Y a-t-il des différences dans leurs exercices respectifs ? Le père répond. « Mon fils est plus porté sur la télémédecine et plus rigoureux par rapport à ses horaires. Il sait dire non. » Sur le plan médical, les deux médecins « voient les choses de la même façon » et travaillent avec un logiciel commun, où ils ont créé des prescriptions standards et des traitements types, mais adaptables, évidemment, précise le père, visiblement heureux de travailler avec le fils. « C’est génial de travailler ensemble. J’ai tellement œuvré pour ce cabinet, dont j’ai vissé la plaque, que je trouvais dommage que mes enfants n’en profitent pas et recommencent à zéro. » Le fils est aussi content d’avoir pu apprendre aux côtés de son père. « Il m’a aidé sur l’exercice clinique, notamment pour savoir comment examiner un genou… Les choses qu’on apprend à la faculté mais que les médecins pratiquent différemment. »

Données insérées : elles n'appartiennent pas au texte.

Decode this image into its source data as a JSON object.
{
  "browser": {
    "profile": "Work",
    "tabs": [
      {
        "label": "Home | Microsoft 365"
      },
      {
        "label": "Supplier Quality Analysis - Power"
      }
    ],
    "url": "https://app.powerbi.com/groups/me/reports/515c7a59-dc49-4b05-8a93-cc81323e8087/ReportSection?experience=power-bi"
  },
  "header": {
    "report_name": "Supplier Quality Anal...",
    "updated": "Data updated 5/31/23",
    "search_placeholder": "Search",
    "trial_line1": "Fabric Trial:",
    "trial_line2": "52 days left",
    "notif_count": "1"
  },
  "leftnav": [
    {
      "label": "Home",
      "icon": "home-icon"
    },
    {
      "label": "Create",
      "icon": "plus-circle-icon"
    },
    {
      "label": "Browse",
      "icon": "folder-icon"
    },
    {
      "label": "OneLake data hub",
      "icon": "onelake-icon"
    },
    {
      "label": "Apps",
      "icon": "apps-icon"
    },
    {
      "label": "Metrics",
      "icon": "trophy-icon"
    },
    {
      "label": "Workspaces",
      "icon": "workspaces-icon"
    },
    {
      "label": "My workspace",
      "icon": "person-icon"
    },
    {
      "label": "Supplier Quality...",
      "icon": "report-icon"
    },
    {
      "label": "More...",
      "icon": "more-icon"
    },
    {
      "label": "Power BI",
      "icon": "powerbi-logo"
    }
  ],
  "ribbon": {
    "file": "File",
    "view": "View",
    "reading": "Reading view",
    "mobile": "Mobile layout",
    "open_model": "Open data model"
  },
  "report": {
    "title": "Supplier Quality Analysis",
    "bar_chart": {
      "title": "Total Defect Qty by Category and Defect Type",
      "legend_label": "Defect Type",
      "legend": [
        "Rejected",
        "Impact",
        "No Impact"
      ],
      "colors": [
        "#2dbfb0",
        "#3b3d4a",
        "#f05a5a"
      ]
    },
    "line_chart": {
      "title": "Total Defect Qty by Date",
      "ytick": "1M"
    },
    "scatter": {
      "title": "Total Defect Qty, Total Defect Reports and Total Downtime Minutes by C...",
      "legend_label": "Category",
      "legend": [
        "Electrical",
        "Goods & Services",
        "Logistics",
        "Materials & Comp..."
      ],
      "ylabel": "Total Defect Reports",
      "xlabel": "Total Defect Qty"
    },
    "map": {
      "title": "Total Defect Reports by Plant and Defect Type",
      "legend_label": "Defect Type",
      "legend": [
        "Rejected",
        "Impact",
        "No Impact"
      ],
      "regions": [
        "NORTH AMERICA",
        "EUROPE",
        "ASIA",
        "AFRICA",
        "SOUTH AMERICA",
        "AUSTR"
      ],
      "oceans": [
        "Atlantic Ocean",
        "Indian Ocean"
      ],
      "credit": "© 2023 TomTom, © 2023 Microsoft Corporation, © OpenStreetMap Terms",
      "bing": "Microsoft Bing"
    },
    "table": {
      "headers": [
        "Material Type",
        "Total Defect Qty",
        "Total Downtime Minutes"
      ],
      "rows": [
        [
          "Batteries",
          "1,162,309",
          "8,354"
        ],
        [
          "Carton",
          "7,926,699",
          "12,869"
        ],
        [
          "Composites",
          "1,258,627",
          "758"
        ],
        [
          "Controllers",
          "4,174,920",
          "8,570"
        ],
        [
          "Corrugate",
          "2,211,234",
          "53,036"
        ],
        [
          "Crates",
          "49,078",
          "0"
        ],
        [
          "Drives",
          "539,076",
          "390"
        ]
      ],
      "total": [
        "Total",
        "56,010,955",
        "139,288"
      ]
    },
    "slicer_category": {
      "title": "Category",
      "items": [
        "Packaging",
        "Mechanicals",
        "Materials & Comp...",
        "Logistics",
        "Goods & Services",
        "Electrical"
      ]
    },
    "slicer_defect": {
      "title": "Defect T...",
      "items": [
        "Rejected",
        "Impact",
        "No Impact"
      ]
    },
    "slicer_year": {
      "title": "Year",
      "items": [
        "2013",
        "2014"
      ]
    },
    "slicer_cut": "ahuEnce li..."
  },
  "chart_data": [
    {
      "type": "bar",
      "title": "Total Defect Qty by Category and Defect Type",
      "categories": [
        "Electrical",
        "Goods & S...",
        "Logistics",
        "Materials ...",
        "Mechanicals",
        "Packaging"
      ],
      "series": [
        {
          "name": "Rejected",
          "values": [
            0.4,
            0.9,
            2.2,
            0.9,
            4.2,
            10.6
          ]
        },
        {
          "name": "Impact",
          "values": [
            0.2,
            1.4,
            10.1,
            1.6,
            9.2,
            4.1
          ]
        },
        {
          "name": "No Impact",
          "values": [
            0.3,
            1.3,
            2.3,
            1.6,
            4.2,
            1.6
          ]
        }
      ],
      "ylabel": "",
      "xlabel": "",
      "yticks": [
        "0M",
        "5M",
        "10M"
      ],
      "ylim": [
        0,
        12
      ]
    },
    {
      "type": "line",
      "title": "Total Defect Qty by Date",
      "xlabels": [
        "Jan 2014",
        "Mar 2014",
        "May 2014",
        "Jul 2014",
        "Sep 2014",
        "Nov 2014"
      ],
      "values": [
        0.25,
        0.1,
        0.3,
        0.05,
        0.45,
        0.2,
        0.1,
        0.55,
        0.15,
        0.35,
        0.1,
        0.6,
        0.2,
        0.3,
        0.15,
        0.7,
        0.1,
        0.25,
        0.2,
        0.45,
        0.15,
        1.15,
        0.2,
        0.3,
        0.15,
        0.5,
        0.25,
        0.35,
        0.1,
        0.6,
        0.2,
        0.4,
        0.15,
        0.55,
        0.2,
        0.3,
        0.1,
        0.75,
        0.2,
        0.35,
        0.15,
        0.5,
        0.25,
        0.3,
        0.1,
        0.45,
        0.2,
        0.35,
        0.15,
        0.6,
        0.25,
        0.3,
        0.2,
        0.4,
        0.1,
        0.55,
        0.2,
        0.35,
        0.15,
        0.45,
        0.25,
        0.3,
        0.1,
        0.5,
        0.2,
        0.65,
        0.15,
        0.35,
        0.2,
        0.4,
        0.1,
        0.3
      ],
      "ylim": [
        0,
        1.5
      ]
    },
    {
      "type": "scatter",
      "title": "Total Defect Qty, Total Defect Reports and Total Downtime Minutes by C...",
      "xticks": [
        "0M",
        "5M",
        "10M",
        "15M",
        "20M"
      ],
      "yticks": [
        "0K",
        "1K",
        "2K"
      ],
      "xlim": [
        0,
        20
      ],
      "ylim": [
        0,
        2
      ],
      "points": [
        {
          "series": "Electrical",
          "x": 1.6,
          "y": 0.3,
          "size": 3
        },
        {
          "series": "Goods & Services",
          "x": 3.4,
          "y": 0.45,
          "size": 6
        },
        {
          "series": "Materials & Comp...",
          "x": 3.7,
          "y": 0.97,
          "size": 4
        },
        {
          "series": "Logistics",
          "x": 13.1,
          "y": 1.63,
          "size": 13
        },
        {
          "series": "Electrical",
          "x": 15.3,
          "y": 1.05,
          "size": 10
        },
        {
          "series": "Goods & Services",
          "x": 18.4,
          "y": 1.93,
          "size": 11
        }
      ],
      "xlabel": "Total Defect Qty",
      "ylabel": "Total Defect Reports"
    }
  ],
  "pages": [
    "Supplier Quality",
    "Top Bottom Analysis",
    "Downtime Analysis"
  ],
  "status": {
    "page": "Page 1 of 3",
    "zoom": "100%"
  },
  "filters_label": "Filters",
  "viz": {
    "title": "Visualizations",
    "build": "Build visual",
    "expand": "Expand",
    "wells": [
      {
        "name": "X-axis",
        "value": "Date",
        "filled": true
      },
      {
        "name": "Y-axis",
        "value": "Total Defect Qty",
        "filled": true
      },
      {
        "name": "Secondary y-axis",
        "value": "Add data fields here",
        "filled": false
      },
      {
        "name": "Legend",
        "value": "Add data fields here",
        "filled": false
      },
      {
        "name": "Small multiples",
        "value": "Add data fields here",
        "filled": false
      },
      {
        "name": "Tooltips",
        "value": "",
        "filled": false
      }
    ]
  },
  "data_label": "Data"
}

Pour autant, sur certains sujets, comme la prescription, Corentin G. avait des a priori qui ont finalement été invalidés par empirisme. « Quand je suis arrivé en ville, j’ai pris une claque ! J’ai élargi mon champ de prescription avec des médicaments différents de l’hôpital, dont l’arsenal est très bas et restreint. Il y a aussi beaucoup de dogmes édictés par la faculté – notamment le fait de prescrire moins – donc au départ j’ai appliqué… et avec le temps, je tends à prescrire comme mon père car les patients reviennent moins souvent et on résout plus de problèmes ! »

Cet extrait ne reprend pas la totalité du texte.